To let $ h (u) = ue ^ {u ^ 2} $, then $ h (-u) = – ue ^ {(- u) ^ 2} = – ue ^ {u ^ 2} $, That's why it's strange. So I can use the second property and close it $ int_0 ^ 2 (x-1) e ^ {(x-1) ^ 2} ; mathrm {d} x = int _ {- 1} ^ 1 ue ^ {u ^ 2} ; mathrm {d} u = 0 $???

Or do I have a second substitution? $ int _ {- 1} ^ 1 ue ^ {u ^ 2} ; mathrm {d} u $?

$ v = u ^ 2 $, so $ dv = 2u you $. $ frac {1} {2} dv = u you $

$ v = (1) ^ 2 = 1 $ and $ v = (- 1) ^ 2 = 1 $

Then,

$$ int_0 ^ 2 (x-1) e ^ {(x-1) ^ 2} ; mathrm {d} x $$
$$ = int _ {- 1} ^ 1 ue ^ {u ^ 2} ; mathrm {d} u $$
$$ = int_ {1} ^ 1 e ^ {v} cdot frac {1} {2} mathrm {d} v $$
$$ = frac {1} {2} int_ {1} ^ 1 e ^ {v} mathrm {d} v $$
$$ = tfrac {1} {2} [e^{v}] Big | _ {1} ^ 1 $$
$$ = tfrac {1} {2} [e^{1}-e^{1}]$$
$$ = tfrac {1} {2} [e-e]$$
$$ = tfrac {1} {2} [0]$$
$$ = 0 $$

Are these analyzes okay? If so, which: integral of the properties of symmetric functions or second substitution, or both? If not, how can I work with it? Thank you in advance.

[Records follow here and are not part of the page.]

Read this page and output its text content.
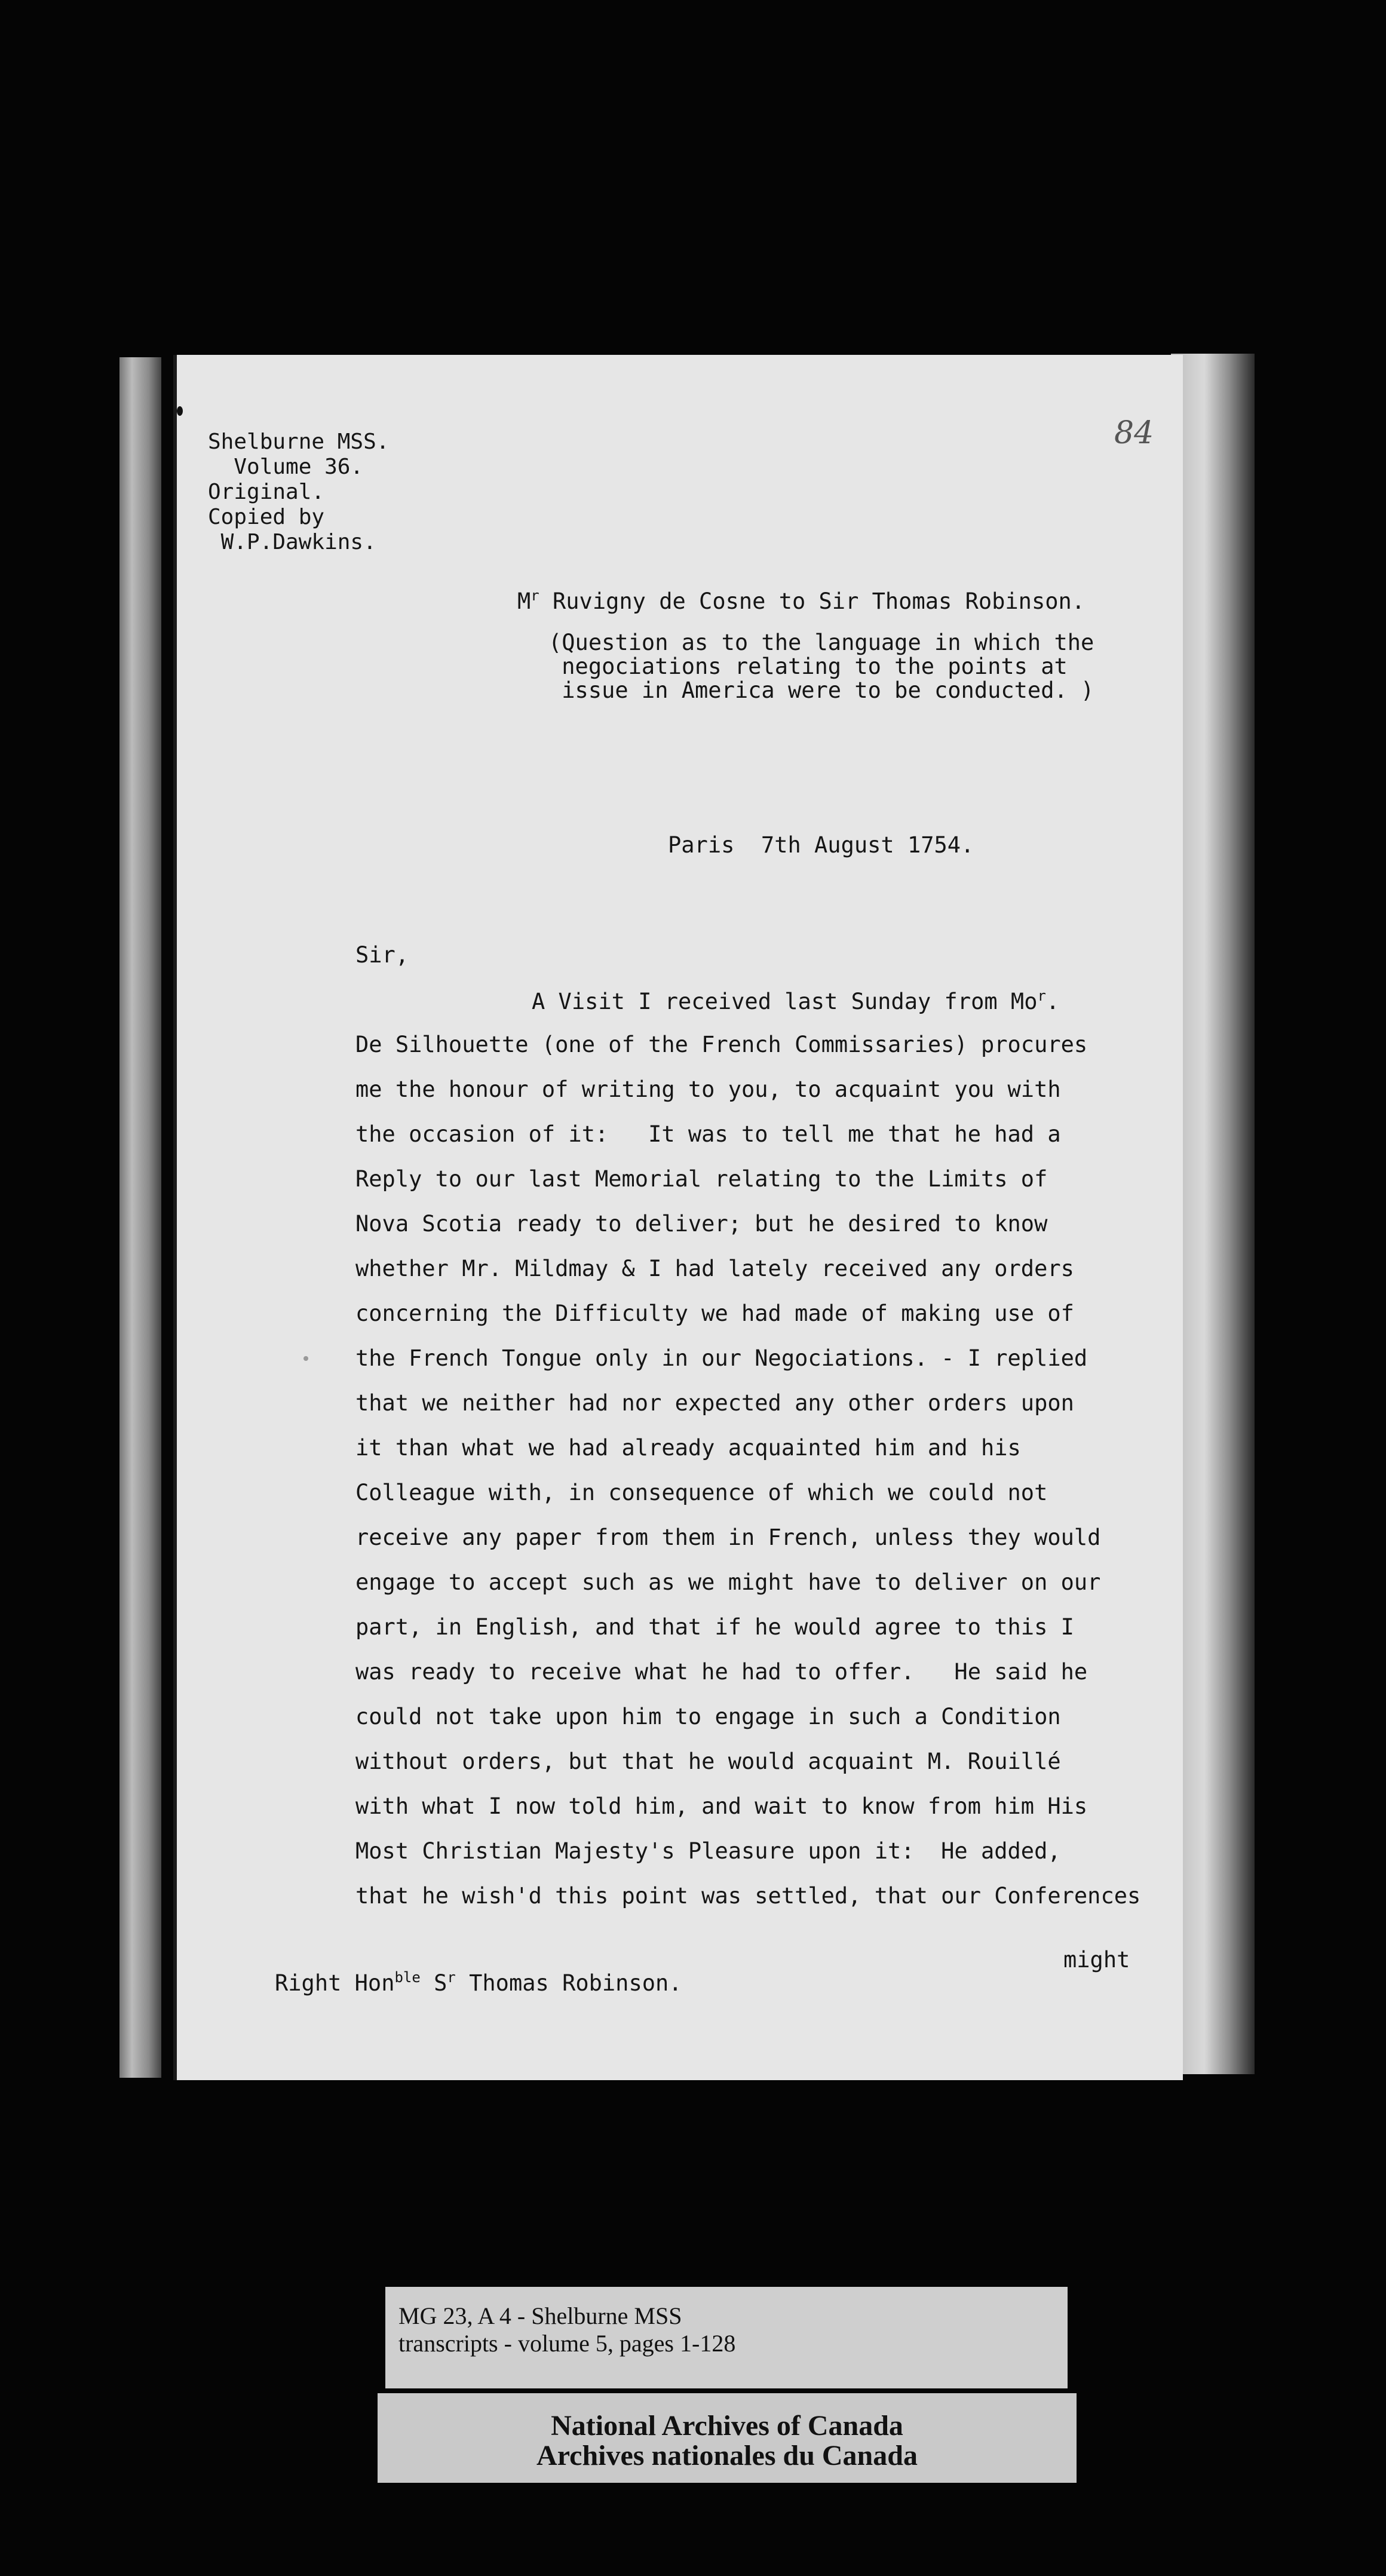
Shelburne MSS.
Volume 36.
Original.
Copied by
W.P.Dawkins.
84
$M^r$ Ruvigny de Cosne to Sir Thomas Robinson.
(Question as to the language in which the
negociations relating to the points at
issue in America were to be conducted. )
Paris  7th August 1754.
Sir,
A Visit I received last Sunday from Mo$^r$.
De Silhouette (one of the French Commissaries) procures
me the honour of writing to you, to acquaint you with
the occasion of it:   It was to tell me that he had a
Reply to our last Memorial relating to the Limits of
Nova Scotia ready to deliver; but he desired to know
whether Mr. Mildmay & I had lately received any orders
concerning the Difficulty we had made of making use of
the French Tongue only in our Negociations. - I replied
that we neither had nor expected any other orders upon
it than what we had already acquainted him and his
Colleague with, in consequence of which we could not
receive any paper from them in French, unless they would
engage to accept such as we might have to deliver on our
part, in English, and that if he would agree to this I
was ready to receive what he had to offer.   He said he
could not take upon him to engage in such a Condition
without orders, but that he would acquaint M. Rouillé
with what I now told him, and wait to know from him His
Most Christian Majesty's Pleasure upon it:  He added,
that he wish'd this point was settled, that our Conferences
might
Right Hon$^{ble}$ $S^r$ Thomas Robinson.
MG 23, A 4 - Shelburne MSS
transcripts - volume 5, pages 1-128
National Archives of Canada
Archives nationales du Canada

Trigonometry – adding trigger functions with different frequencies

This is not possible in general. Think of the case $ C_1 = 1, C_2 = 0, omega = 1 $, Then you have to write
$$
cos t = A cos (t + pi / 4) + B cos (2t + pi / 4)
$$

The left side has no frequency $ 2t $ Stuff, so $ B $ must be zero (this requires a little bit of proof, but not much). But that leaves you
$$
cos t = A cos (t + pi / 4).
$$

There is no value of $ A $ This is true as you can see in the rating $ t = pi / 4, 3 pi / 4 $,

postgresql – Filter sorted overlapping areas with window functions

I have the following record:

layer int
Period tstzrange

I want to select all periods (from any level) that do not overlap with a period in the lower level. In other words, a period of layer 1 eliminates a period of layer 2 if they overlap.

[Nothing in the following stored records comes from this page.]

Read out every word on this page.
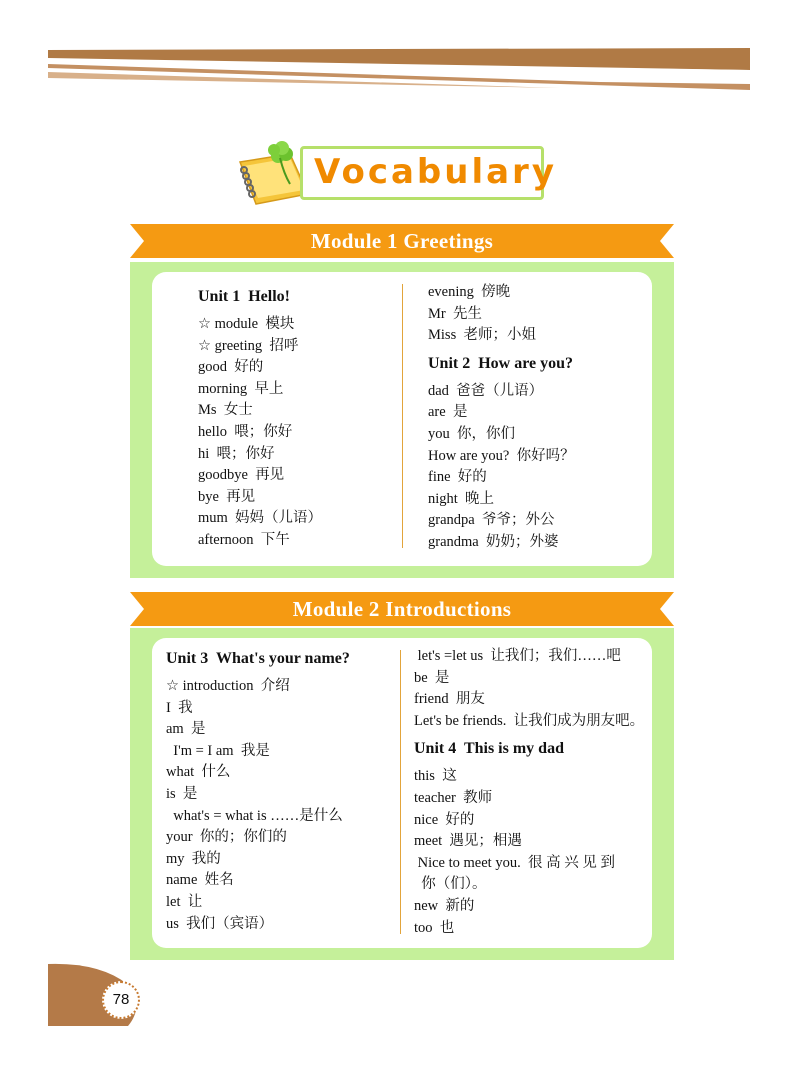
Vocabulary
Module 1 Greetings
Unit 1  Hello!
☆ module  模块
☆ greeting  招呼
good  好的
morning  早上
Ms  女士
hello  喂；你好
hi  喂；你好
goodbye  再见
bye  再见
mum  妈妈（儿语）
afternoon  下午
evening  傍晚
Mr  先生
Miss  老师；小姐
Unit 2  How are you?
dad  爸爸（儿语）
are  是
you  你，你们
How are you?  你好吗？
fine  好的
night  晚上
grandpa  爷爷；外公
grandma  奶奶；外婆
Module 2 Introductions
Unit 3  What's your name?
☆ introduction  介绍
I  我
am  是
I'm = I am  我是
what  什么
is  是
what's = what is ……是什么
your  你的；你们的
my  我的
name  姓名
let  让
us  我们（宾语）
let's =let us  让我们；我们……吧
be  是
friend  朋友
Let's be friends.  让我们成为朋友吧。
Unit 4  This is my dad
this  这
teacher  教师
nice  好的
meet  遇见；相遇
Nice to meet you.  很 高 兴 见 到
你（们）。
new  新的
too  也
78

We can assume that two periods within the same level never overlap.

This can easily be written with the following nested loop, which basically performs an anti-join:

Select period
from t like t1
where does not exist
(
choose 1
from t like t2
where t2.layer <t1.layer and
t2.period && t1.period
)

Can this also be written via window functions?

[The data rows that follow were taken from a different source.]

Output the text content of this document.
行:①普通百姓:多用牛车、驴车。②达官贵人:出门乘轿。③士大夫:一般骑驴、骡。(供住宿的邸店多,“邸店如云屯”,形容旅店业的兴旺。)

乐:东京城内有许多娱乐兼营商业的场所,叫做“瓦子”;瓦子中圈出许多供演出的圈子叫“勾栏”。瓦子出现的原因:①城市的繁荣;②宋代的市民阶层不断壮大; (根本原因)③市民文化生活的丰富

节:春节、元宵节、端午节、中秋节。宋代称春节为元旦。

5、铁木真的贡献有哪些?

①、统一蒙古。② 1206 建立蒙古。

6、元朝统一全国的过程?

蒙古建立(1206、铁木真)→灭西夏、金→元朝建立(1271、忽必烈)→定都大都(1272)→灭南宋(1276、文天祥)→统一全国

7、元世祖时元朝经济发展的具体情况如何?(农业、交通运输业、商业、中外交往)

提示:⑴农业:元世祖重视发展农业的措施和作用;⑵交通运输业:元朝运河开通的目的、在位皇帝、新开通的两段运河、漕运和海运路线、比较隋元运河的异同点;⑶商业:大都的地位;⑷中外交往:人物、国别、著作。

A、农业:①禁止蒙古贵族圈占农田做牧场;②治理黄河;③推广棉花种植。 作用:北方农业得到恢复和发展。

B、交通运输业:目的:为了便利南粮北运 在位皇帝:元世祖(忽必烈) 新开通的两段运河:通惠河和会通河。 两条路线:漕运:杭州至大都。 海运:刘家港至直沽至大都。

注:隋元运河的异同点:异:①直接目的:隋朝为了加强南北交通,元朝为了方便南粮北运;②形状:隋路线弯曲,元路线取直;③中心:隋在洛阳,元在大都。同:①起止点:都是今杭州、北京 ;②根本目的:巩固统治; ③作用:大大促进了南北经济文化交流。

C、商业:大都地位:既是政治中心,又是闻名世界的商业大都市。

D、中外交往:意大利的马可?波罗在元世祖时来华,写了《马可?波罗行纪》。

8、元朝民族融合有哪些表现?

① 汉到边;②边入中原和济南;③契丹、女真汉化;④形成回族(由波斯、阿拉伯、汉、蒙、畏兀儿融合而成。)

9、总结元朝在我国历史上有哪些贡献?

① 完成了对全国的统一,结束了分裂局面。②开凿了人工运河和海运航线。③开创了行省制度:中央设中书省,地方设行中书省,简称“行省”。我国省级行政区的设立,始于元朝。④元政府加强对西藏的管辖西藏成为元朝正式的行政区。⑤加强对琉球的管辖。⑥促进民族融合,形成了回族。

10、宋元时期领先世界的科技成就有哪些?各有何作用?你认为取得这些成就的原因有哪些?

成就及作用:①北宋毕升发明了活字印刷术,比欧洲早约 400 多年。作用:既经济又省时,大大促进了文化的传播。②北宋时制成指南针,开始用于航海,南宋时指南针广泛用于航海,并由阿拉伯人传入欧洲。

For what it's worth, I've studied similar questions here on DBA, and in most answers the window function Delay() is used to find out if there is an earlier period that overlaps. This is useful if you can simply arrange the rows after the start time of the period. However, I believe that we have to order here on this question Shift, period, Sorting by period only would be wrong because, for example, a period of 10:00 to 12:00 in layer 2 should be considered after a period of time 11:00 to 13:00 in layer 1. Once we sort by, however Shift, period, two consecutive lines are probably / no longer necessarily linked, so I do not understand how Delay() can then be applied. I can not find an application from Delay() or other window functions to solve the problem.